Serving Clovis, Portales and the Surrounding Communities

On the shelves - Aug. 16

The following books are available for checkout at the Clovis-Carver Public Library:

“One Fatal Flaw” by Anna Perry. When a desperate woman comes to Daniel Pitt seeking a lawyer for her boyfriend, Rob Adwell, Daniel is convinced of the young man's innocence. Adwell has been accused of murder and of setting a fire to conceal the body. Daniel is sure that science can absolve him-and Miriam Ford Croft is the best scientist he knows. However, Adwell's case seems to be linked to a larger plot for revenge, with victims accumulating in its wake.

“Old Lovegood Girls” by Gail Godwin. When the dean of Lovegood Junior College for Girls decides to pair Feron Hood with Merry Jellicoe as roommates in 1958, she has no way of knowing the far-reaching consequences of the match. Ten years later, Feron and Merry haven't spoken since college. Life has led them into vastly different worlds. When each one later finds herself in need of the other, that spark — that remarkable affinity, unbroken by time — between them is reignited, and their lives begin to shift as a result.

“The Queens Secret” by Karen Harper. The time — 1939. Elizabeth, “the queen mother,” wife of King George VI and the mother of the future queen, shows a warm, smiling face to the world. Elizabeth holds many powerful cards; she's also hiding damaging secrets about her past and her provenance that could prove to be her undoing. Harper's riveting novel of royal secrets and intrigue lifts the veil on one of the world's most fascinating families, and how its “secret weapon” of a matriarch maneuvered her way through one of the most dangerous chapters of the century.
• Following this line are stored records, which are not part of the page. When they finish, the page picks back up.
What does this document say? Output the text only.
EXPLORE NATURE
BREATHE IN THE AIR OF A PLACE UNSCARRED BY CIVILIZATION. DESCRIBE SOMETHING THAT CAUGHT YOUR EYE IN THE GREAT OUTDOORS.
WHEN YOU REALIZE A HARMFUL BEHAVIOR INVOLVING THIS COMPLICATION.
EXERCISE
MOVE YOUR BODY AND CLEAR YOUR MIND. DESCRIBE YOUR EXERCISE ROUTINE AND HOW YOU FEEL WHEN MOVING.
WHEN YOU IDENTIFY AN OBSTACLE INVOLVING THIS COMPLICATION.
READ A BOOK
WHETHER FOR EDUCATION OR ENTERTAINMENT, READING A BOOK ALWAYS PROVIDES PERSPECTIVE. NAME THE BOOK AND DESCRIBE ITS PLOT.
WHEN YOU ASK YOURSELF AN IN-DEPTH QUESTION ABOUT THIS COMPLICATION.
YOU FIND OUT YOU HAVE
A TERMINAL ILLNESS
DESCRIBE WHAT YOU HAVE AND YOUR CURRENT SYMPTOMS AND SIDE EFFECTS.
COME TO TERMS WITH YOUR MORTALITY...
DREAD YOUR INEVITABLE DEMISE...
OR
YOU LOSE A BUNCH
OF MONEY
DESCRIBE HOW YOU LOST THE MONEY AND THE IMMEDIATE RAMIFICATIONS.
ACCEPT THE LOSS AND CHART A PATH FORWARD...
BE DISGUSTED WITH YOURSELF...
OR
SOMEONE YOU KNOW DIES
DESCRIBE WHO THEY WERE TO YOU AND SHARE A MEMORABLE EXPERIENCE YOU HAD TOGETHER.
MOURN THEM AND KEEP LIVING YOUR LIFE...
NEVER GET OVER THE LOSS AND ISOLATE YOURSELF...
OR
“The Boy Who Felt Too Much” by Lorenz Wagner. Raising Kai made Henry Markram question all that he thought he knew about neuroscience, and then inspired his groundbreaking research that would upend the conventional wisdom about autism, expressed in his now famous theory of Intense World Syndrome. He became convinced that the disorder, which has seen a 657% increase in diagnoses over the past decade, was fundamentally misunderstood. Bringing his world class research to bear on the problem, he devised a radical new theory of the disorder — those with autism don't feel too little; they feel too much.
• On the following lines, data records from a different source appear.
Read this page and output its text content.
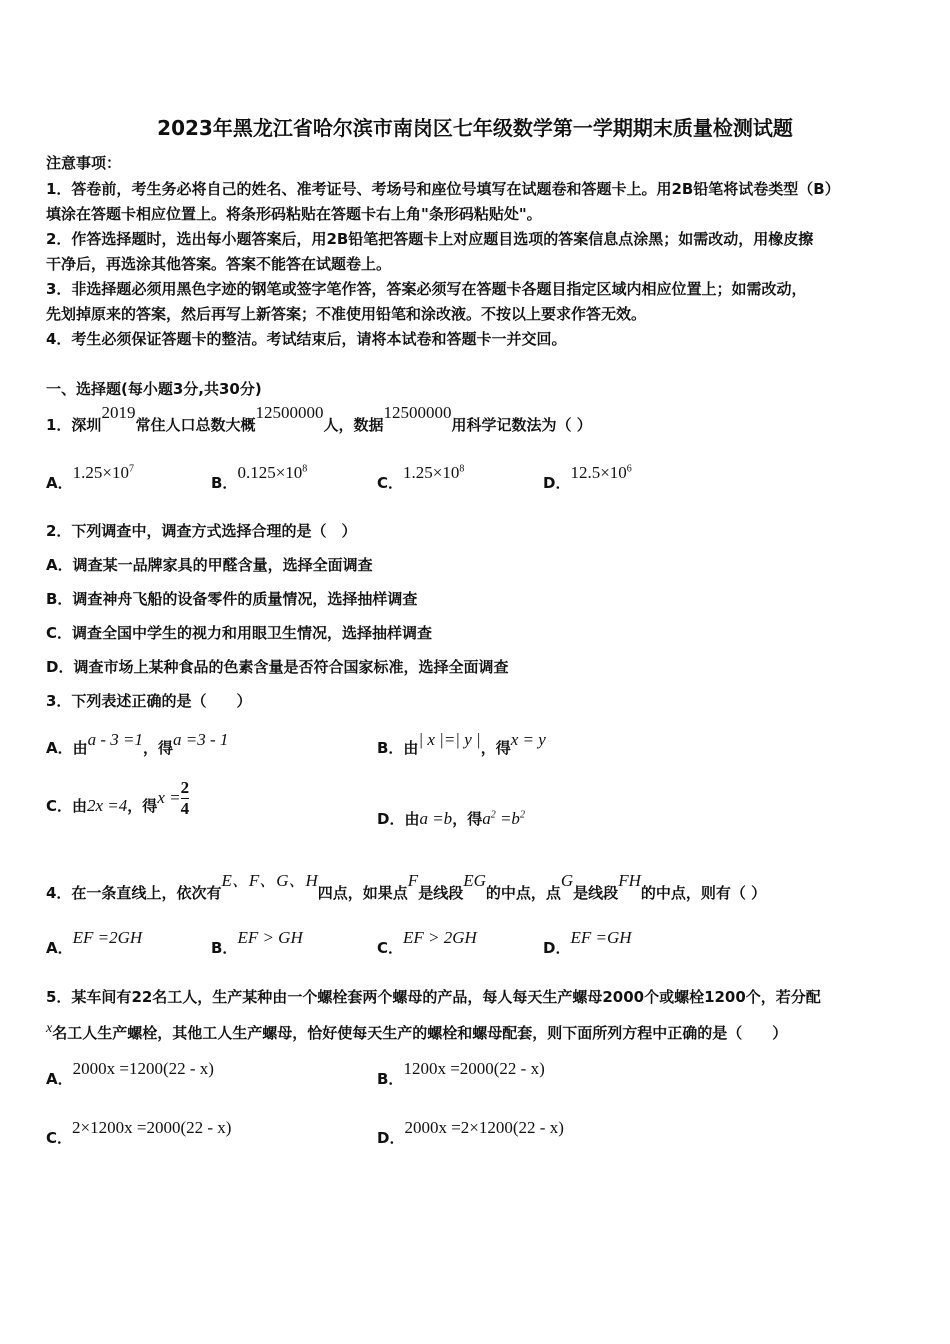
2023年黑龙江省哈尔滨市南岗区七年级数学第一学期期末质量检测试题
注意事项：
1．答卷前，考生务必将自己的姓名、准考证号、考场号和座位号填写在试题卷和答题卡上。用2B铅笔将试卷类型（B）
填涂在答题卡相应位置上。将条形码粘贴在答题卡右上角"条形码粘贴处"。
2．作答选择题时，选出每小题答案后，用2B铅笔把答题卡上对应题目选项的答案信息点涂黑；如需改动，用橡皮擦
干净后，再选涂其他答案。答案不能答在试题卷上。
3．非选择题必须用黑色字迹的钢笔或签字笔作答，答案必须写在答题卡各题目指定区域内相应位置上；如需改动，
先划掉原来的答案，然后再写上新答案；不准使用铅笔和涂改液。不按以上要求作答无效。
4．考生必须保证答题卡的整洁。考试结束后，请将本试卷和答题卡一并交回。
一、选择题(每小题3分,共30分)
1．深圳2019常住人口总数大概12500000人，数据12500000用科学记数法为（ ）
A．$1.25\times 10^7$
B．$0.125\times 10^8$
C．$1.25\times 10^8$
D．$12.5\times 10^6$
2．下列调查中，调查方式选择合理的是（　）
A．调查某一品牌家具的甲醛含量，选择全面调查
B．调查神舟飞船的设备零件的质量情况，选择抽样调查
C．调查全国中学生的视力和用眼卫生情况，选择抽样调查
D．调查市场上某种食品的色素含量是否符合国家标准，选择全面调查
3．下列表述正确的是（　　）
A．由a - 3 =1，得a =3 - 1	B．由| x |=| y |，得x = y
C．由2x =4，得$x = \frac{2}{4}$	D．由a =b，得$a^2 =b^2$
4．在一条直线上，依次有E、F、G、H四点，如果点F是线段EG的中点，点G是线段FH的中点，则有（ ）
A．EF =2GH
B．EF > GH
C．EF > 2GH
D．EF =GH
5．某车间有22名工人，生产某种由一个螺栓套两个螺母的产品，每人每天生产螺母2000个或螺栓1200个，若分配
x名工人生产螺栓，其他工人生产螺母，恰好使每天生产的螺栓和螺母配套，则下面所列方程中正确的是（　　）
A．2000x =1200(22 - x)
B．1200x =2000(22 - x)
C．2×1200x =2000(22 - x)
D．2000x =2×1200(22 - x)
“Mister Rogers and Philosophy” edited by Eric J. Mohr and Holly K Mohr, shares the thoughts of thirty different philosophers on the Mister Rogers' Neighborhood phenomenon. Beginning as The Children's Corner in 1953 and terminating in 2001, the Neighborhood left its mark on America. While its message of kindness, simplicity, and individual uniqueness made Rogers a beloved personality, it also provoked criticism, such as by arguing that everyone was special without having to do anything to earn it supposedly created an entitled generation.

“What It's Like to Be a Bird” by David Allen Sibley answers the most frequently asked questions about the birds we see most often — can birds smell, do robins hear worms, and many more. Birders and nonbirders alike will be excited and inspired with a new and deeper understanding of what common, mostly backyard, birds are doing — and why.